Stephen Roach is worried that the Fed has set the world up for another financial market meltdown. 

Lower for longer rates and the proliferation of unconventional monetary policy have created “a breeding ground for asset bubbles, credit bubbles, and all-too frequent crises, so the Fed is really a part of the problem of financial instability rather than trying to provide a sense of calm in an otherwise unstable world,” Roach told Bloomberg TV in an interview conducted a little over a week ago. 

To be sure, Roach’s sentiments have become par for the proverbial course. That is, it may have taken everyone a while (as in five years or so) to come to the conclusion we reached long ago, namely that central banks are setting the world up for a crisis that will make 2008 look like a walk in the park, but most of the “very serious” people are now getting concerned. Take BofAML for instance, who, in a note we outlined on Wednesday, demonstrated the prevailing dynamic with the following useful graphic:

Perhaps Jeremy Grantham put it best: “..in the Greenspan/ Bernanke/Yellen Era, the Fed historically did not stop its asset price pushing until fully- fledged bubbles had occurred, as they did in U.S. growth stocks in 2000 and in U.S. housing in 2006.”

Indeed. It’s with that in mind that we bring you the following excerpts from a new piece by Roach in which the former Morgan Stanley chief economist and Yale fellow recounts the evolution of the Fed and how the FOMC ultimately became “beholden to the monster it had created”.

From “The Perils of Fed Gradualism” as posted at Project Syndicate

By now, it’s an all-too-familiar drill. After an extended period of extraordinary monetary accommodation, the US Federal Reserve has begun the long march back to normalization.

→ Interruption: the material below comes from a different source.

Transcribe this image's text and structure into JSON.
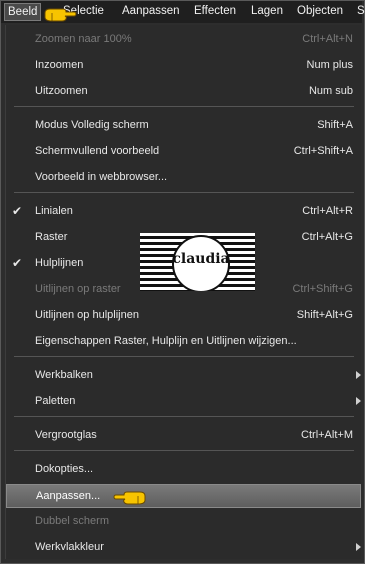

A majority of financial market participants applaud this strategy. In fact, it is a dangerous mistake. The Fed is borrowing a page from the script of its last normalization campaign – the incremental rate hikes of 2004-2006 that followed the extraordinary accommodation of 2001-2003. Just as that earlier gradualism set the stage for a devastating financial crisis and a horrific recession in 2008-2009, there is mounting risk of yet another accident on what promises to be an even longer road to normalization.